Bio： Song-Chun Zhu was born in Ezhou, Hubei Province, China. He is a world-famous computer vision expert, statistics and applied mathematician, and expert in artificial intelligence. He graduated from the University of Science and Technology of China in 1991, studied in the United States from 1992, and received a PhD degree in computer science from Harvard University in 1996. From 2002 to 2020, he was a professor of the Department of Statistics and Computer Science in UCLA, and the director of UCLA Center for vision, cognition, learning and autonomous robotics. He has published more than 300 papers in international top journals and conferences, won many international awards in the fields of computer vision, pattern recognition and cognitive science, including three top international awards in the field of computer vision - Marr Prize, Helmholtz award, etc., twice served as the chairman of the International Conference on Computer Vision and Pattern Recognition (CVPR2012, CVPR2019), and from 2010 to 2020 twice served as Director of MURI, an US multi University and interdisciplinary cooperative project in the fields of vision, cognitive science and artificial intelligence. Professor Song-Chun Zhu has long been committed to building a unified mathematical framework of computer vision, cognitive science, and even artificial intelligence science. After 28 years in the United States, Professor Zhu returned to China in September 2020 to serve as dean of Beijing Institute for General Artificial Intelligence, Chair Professor of Peking University and Chair Professor of Basic Science of Tsinghua University.

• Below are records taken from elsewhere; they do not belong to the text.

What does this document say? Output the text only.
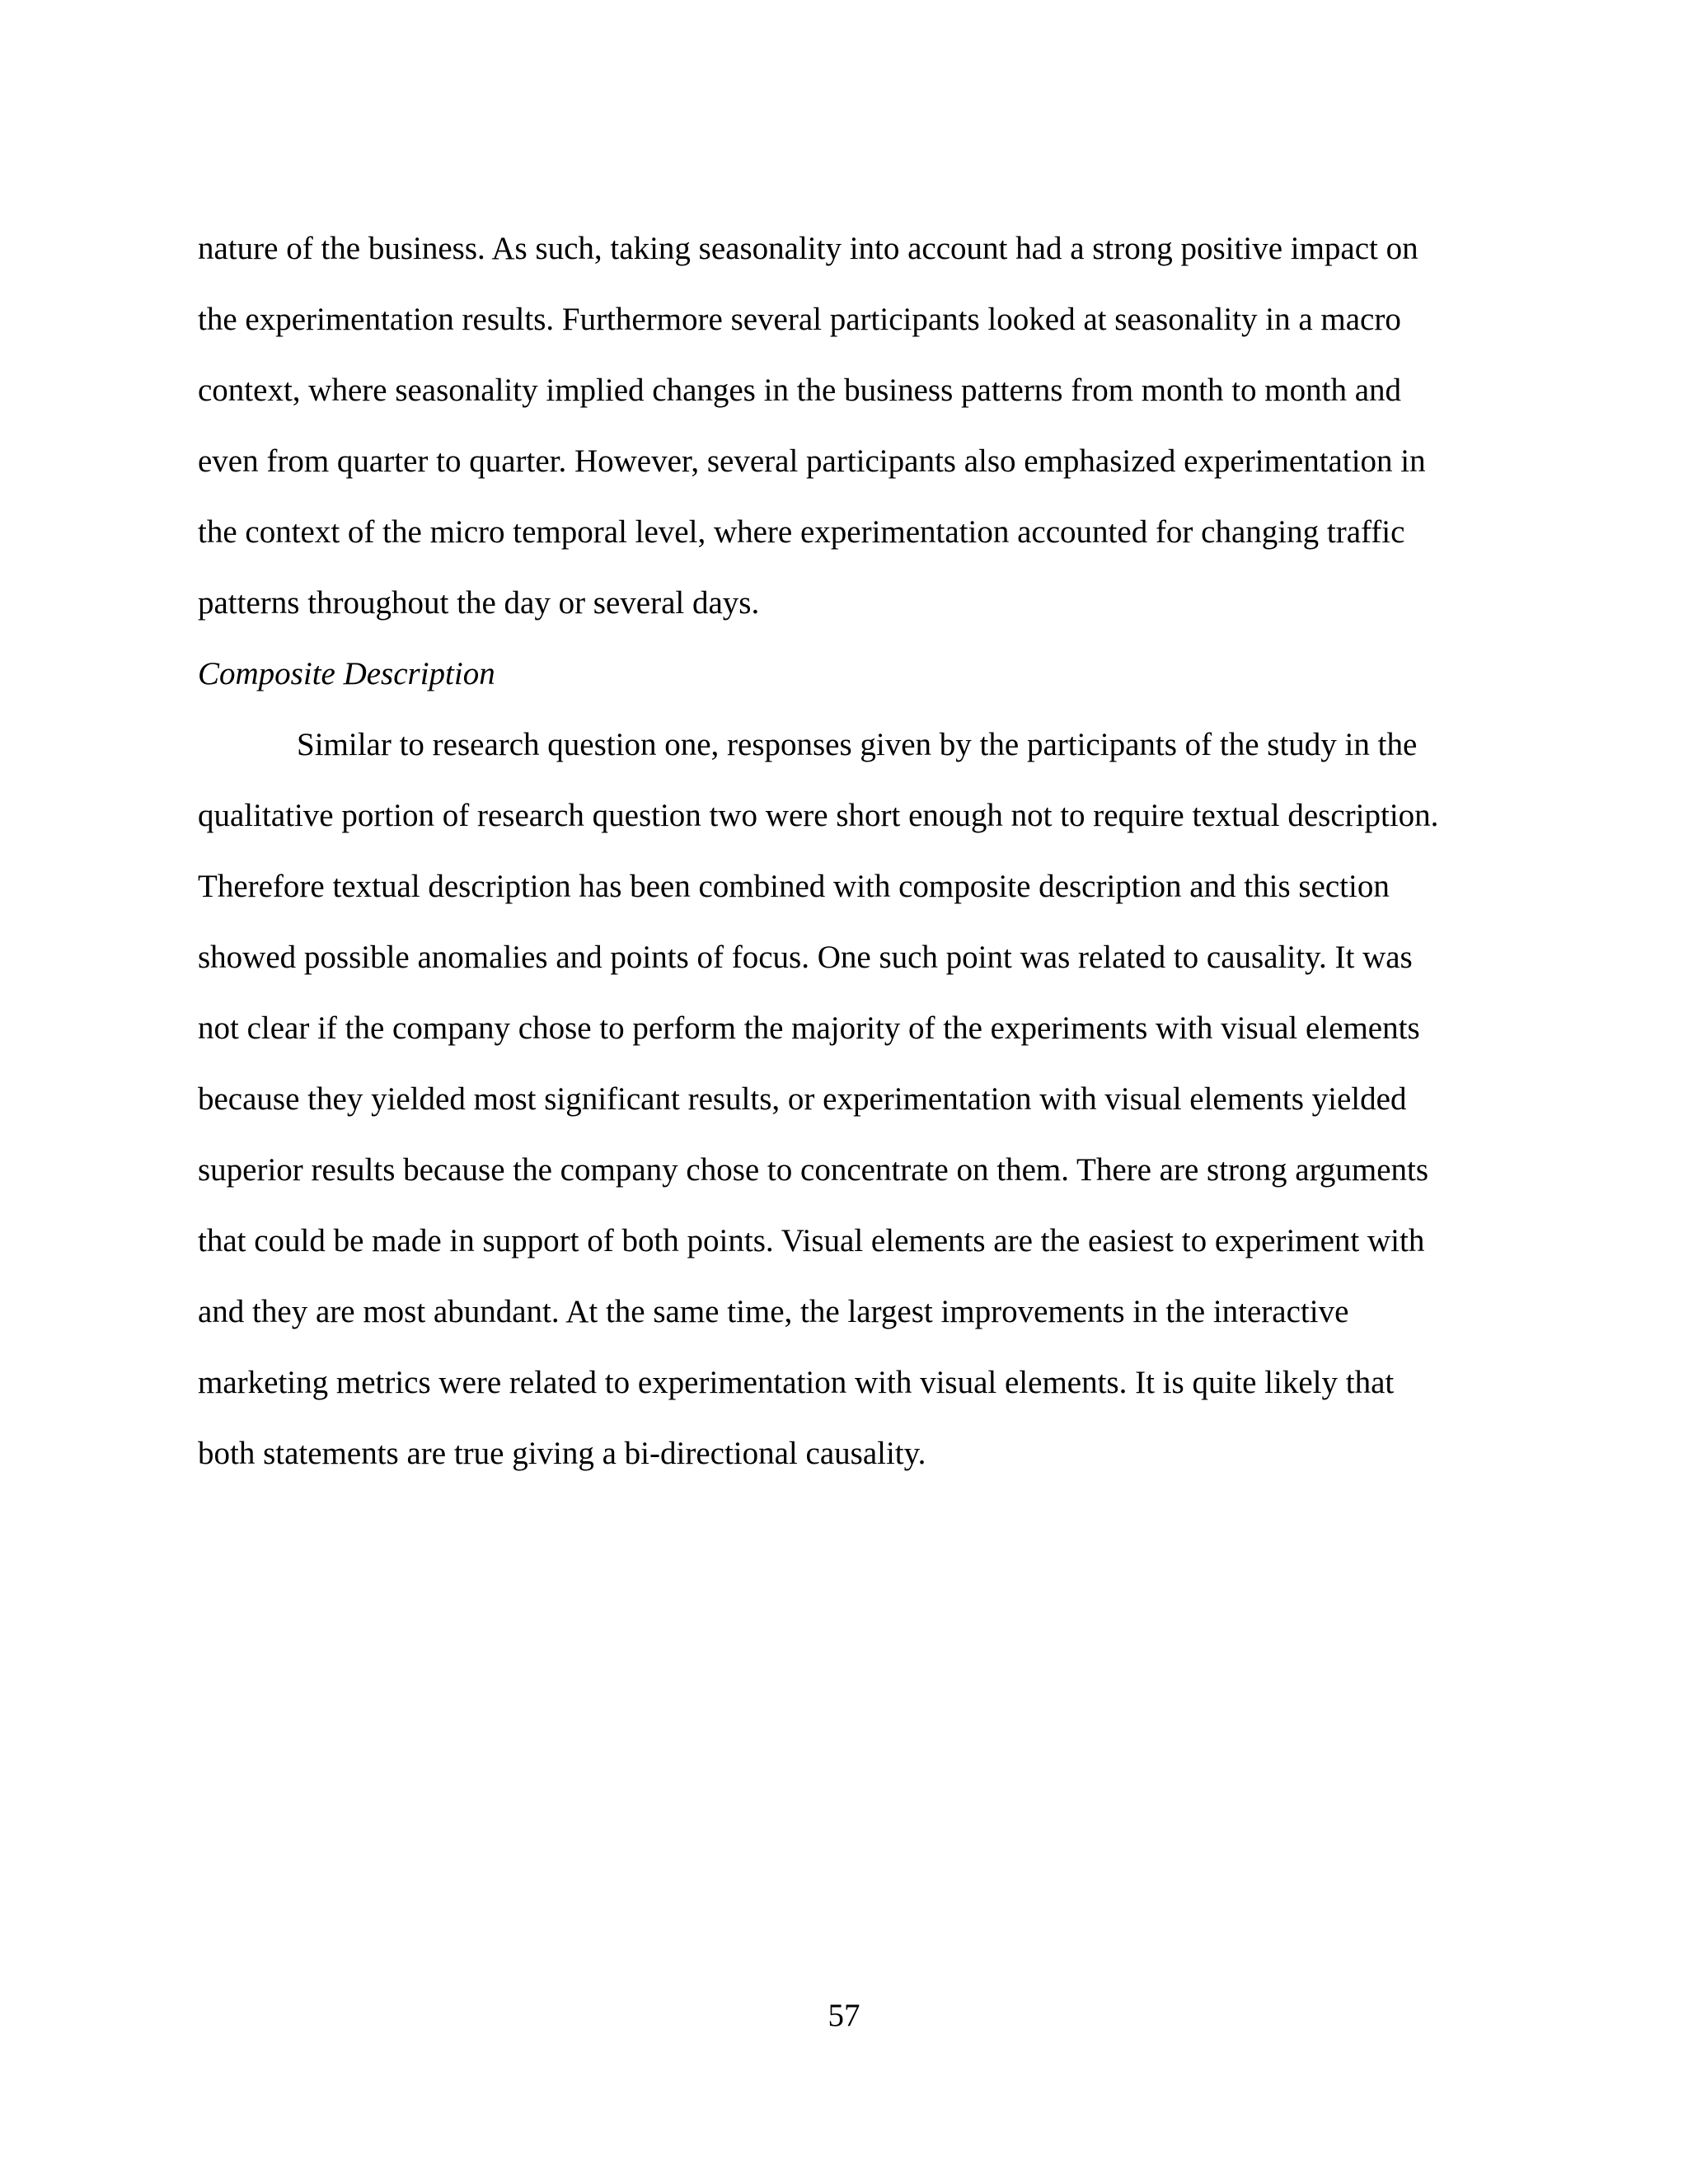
nature of the business. As such, taking seasonality into account had a strong positive impact on
the experimentation results. Furthermore several participants looked at seasonality in a macro
context, where seasonality implied changes in the business patterns from month to month and
even from quarter to quarter. However, several participants also emphasized experimentation in
the context of the micro temporal level, where experimentation accounted for changing traffic
patterns throughout the day or several days.
Composite Description
Similar to research question one, responses given by the participants of the study in the
qualitative portion of research question two were short enough not to require textual description.
Therefore textual description has been combined with composite description and this section
showed possible anomalies and points of focus. One such point was related to causality. It was
not clear if the company chose to perform the majority of the experiments with visual elements
because they yielded most significant results, or experimentation with visual elements yielded
superior results because the company chose to concentrate on them. There are strong arguments
that could be made in support of both points. Visual elements are the easiest to experiment with
and they are most abundant. At the same time, the largest improvements in the interactive
marketing metrics were related to experimentation with visual elements. It is quite likely that
both statements are true giving a bi-directional causality.
57
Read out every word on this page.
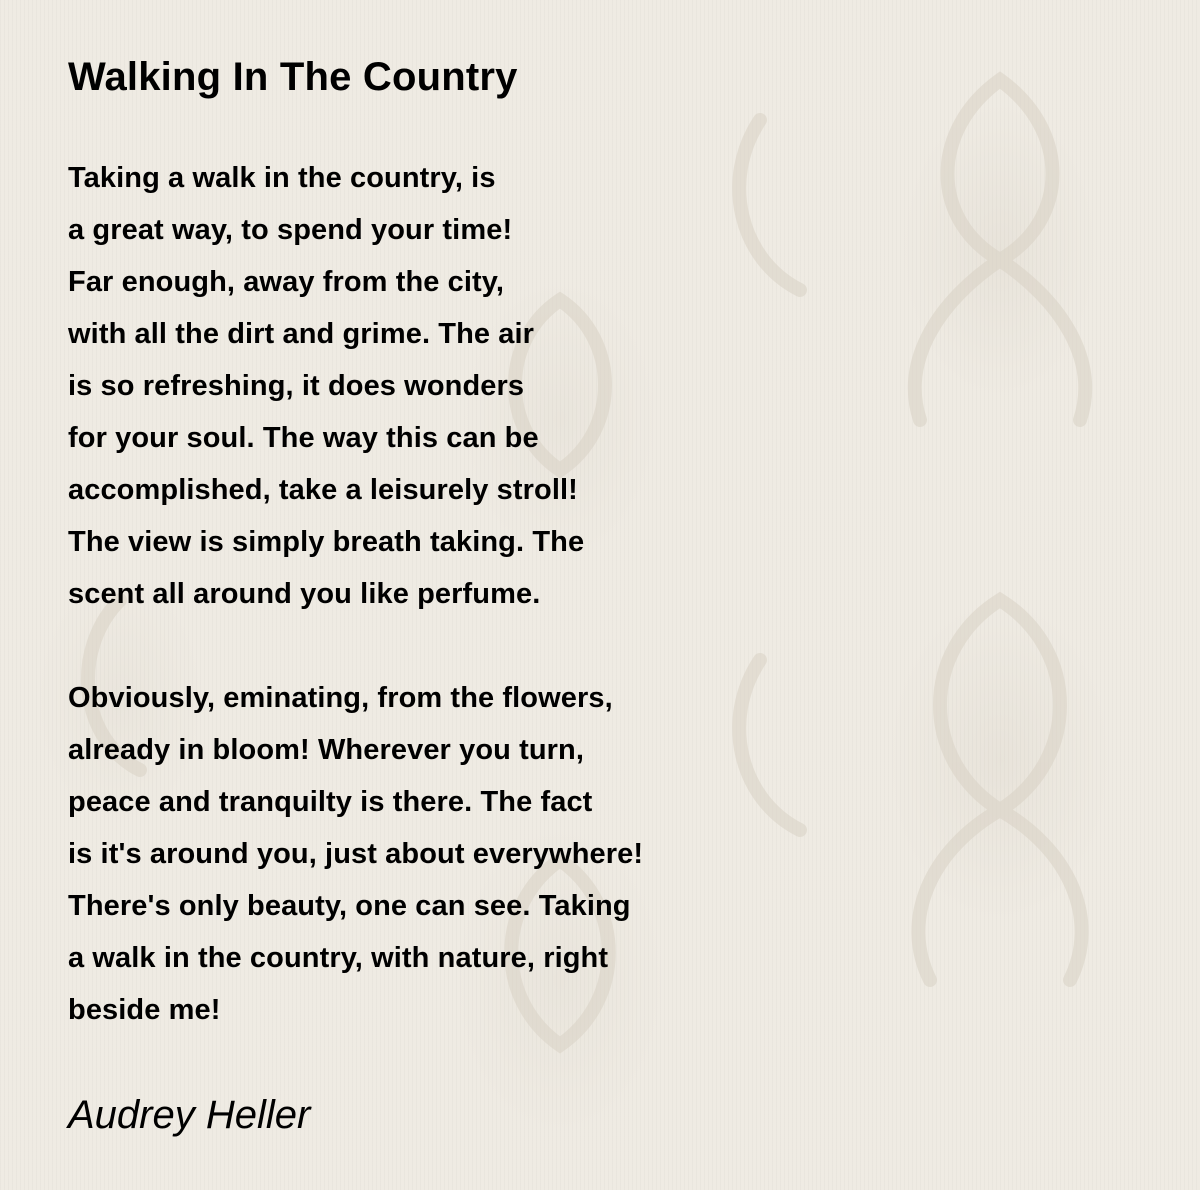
Walking In The Country
Taking a walk in the country, is
a great way, to spend your time!
Far enough, away from the city,
with all the dirt and grime. The air
is so refreshing, it does wonders
for your soul. The way this can be
accomplished, take a leisurely stroll!
The view is simply breath taking. The
scent all around you like perfume.
Obviously, eminating, from the flowers,
already in bloom! Wherever you turn,
peace and tranquilty is there. The fact
is it's around you, just about everywhere!
There's only beauty, one can see. Taking
a walk in the country, with nature, right
beside me!

Audrey Heller
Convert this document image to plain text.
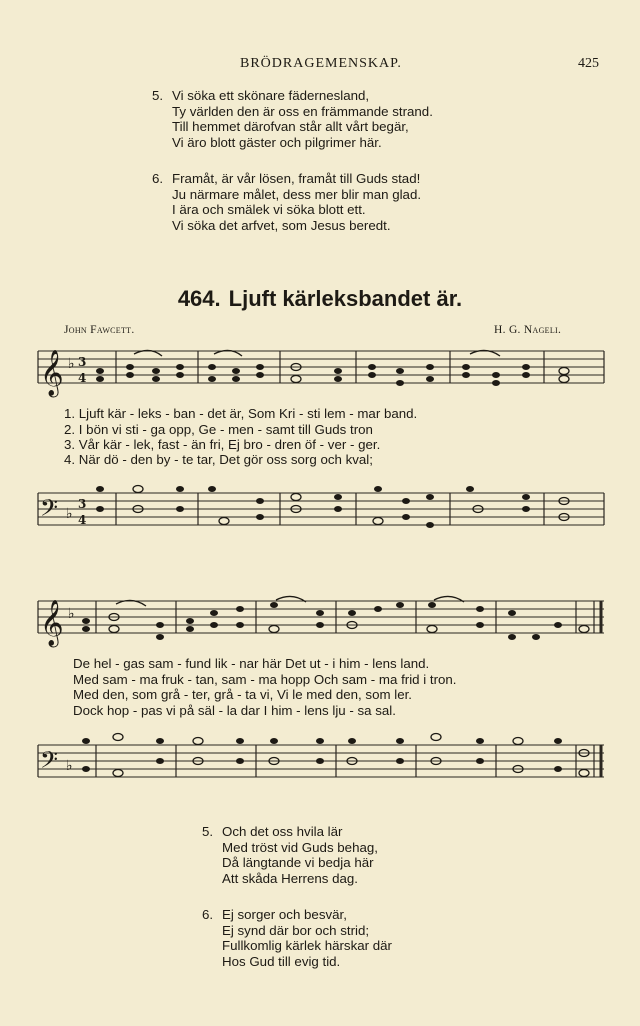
BRÖDRAGEMENSKAP.	425
5. Vi söka ett skönare fädernesland,
Ty världen den är oss en främmande strand.
Till hemmet därofvan står allt vårt begär,
Vi äro blott gäster och pilgrimer här.
6. Framåt, är vår lösen, framåt till Guds stad!
Ju närmare målet, dess mer blir man glad.
I ära och smälek vi söka blott ett.
Vi söka det arfvet, som Jesus beredt.
464. Ljuft kärleksbandet är.
John Fawcett.	H. G. Nageli.
𝄞 ♭ 3
4
1. Ljuft kär - leks - ban - det är, Som Kri - sti lem - mar band.
2. I bön vi sti - ga opp, Ge - men - samt till Guds tron
3. Vår kär - lek, fast - än fri, Ej bro - dren öf - ver - ger.
4. När dö - den by - te tar, Det gör oss sorg och kval;
𝄢 ♭
3
4
𝄞 ♭
De hel - gas sam - fund lik - nar här Det ut - i him - lens land.
Med sam - ma fruk - tan, sam - ma hopp Och sam - ma frid i tron.
Med den, som grå - ter, grå - ta vi, Vi le med den, som ler.
Dock hop - pas vi på säl - la dar I him - lens lju - sa sal.
𝄢 ♭
5. Och det oss hvila lär
Med tröst vid Guds behag,
Då längtande vi bedja här
Att skåda Herrens dag.
6. Ej sorger och besvär,
Ej synd där bor och strid;
Fullkomlig kärlek härskar där
Hos Gud till evig tid.
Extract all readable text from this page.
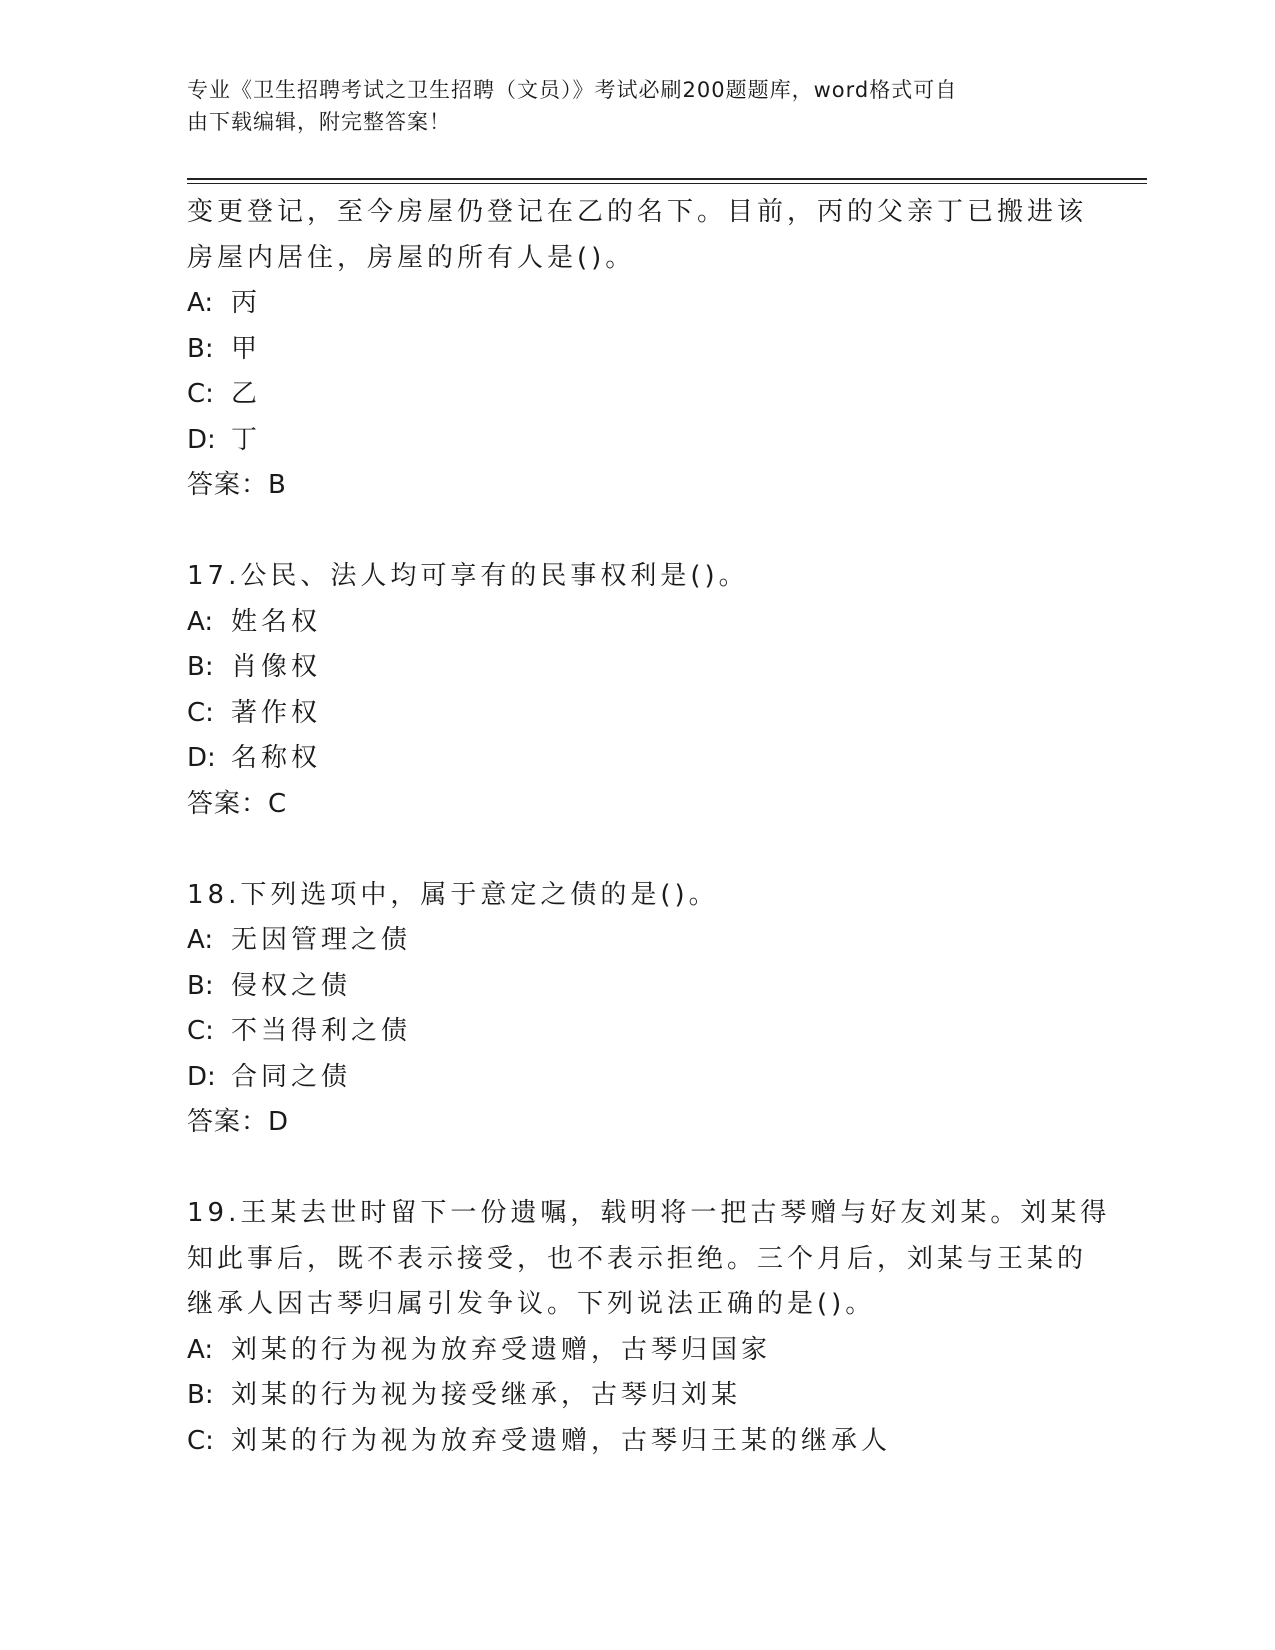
专业《卫生招聘考试之卫生招聘（文员）》考试必刷200题题库，word格式可自
由下载编辑，附完整答案！
变更登记，至今房屋仍登记在乙的名下。目前，丙的父亲丁已搬进该
房屋内居住，房屋的所有人是()。
A: 丙
B: 甲
C: 乙
D: 丁
答案：B
17.公民、法人均可享有的民事权利是()。
A: 姓名权
B: 肖像权
C: 著作权
D: 名称权
答案：C
18.下列选项中，属于意定之债的是()。
A: 无因管理之债
B: 侵权之债
C: 不当得利之债
D: 合同之债
答案：D
19.王某去世时留下一份遗嘱，载明将一把古琴赠与好友刘某。刘某得
知此事后，既不表示接受，也不表示拒绝。三个月后，刘某与王某的
继承人因古琴归属引发争议。下列说法正确的是()。
A: 刘某的行为视为放弃受遗赠，古琴归国家
B: 刘某的行为视为接受继承，古琴归刘某
C: 刘某的行为视为放弃受遗赠，古琴归王某的继承人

Title：Computer Vision: A Task-oriented and Agent-based Perspective
Bio： Bo Xu is currently the president of the Institute of Automation of Chinese Academy of Sciences, the dean of the School of Artificial Intelligence, University of Chinese Academy of Sciences, and a member of the National New Generation Artificial Intelligence Strategic Advisory Committee. He has long been engaged in the research and application of intelligent speech processing and artificial intelligence technology. He has won the "Outstanding Youth Award of Chinese Academy of Sciences", "First Prize of Wang Xuan News Science and Technology Progress" and other awards. He has presided over a number of key projects and foundations including national support, 863, 973 and natural science foundation. His research results have been applied on a large scale in the fields of education, broadcasting and television, and security. In recent years, he mainly focuses on the research and exploration on auditory models, brain-like intelligence, cognitive computing, and game intelligence.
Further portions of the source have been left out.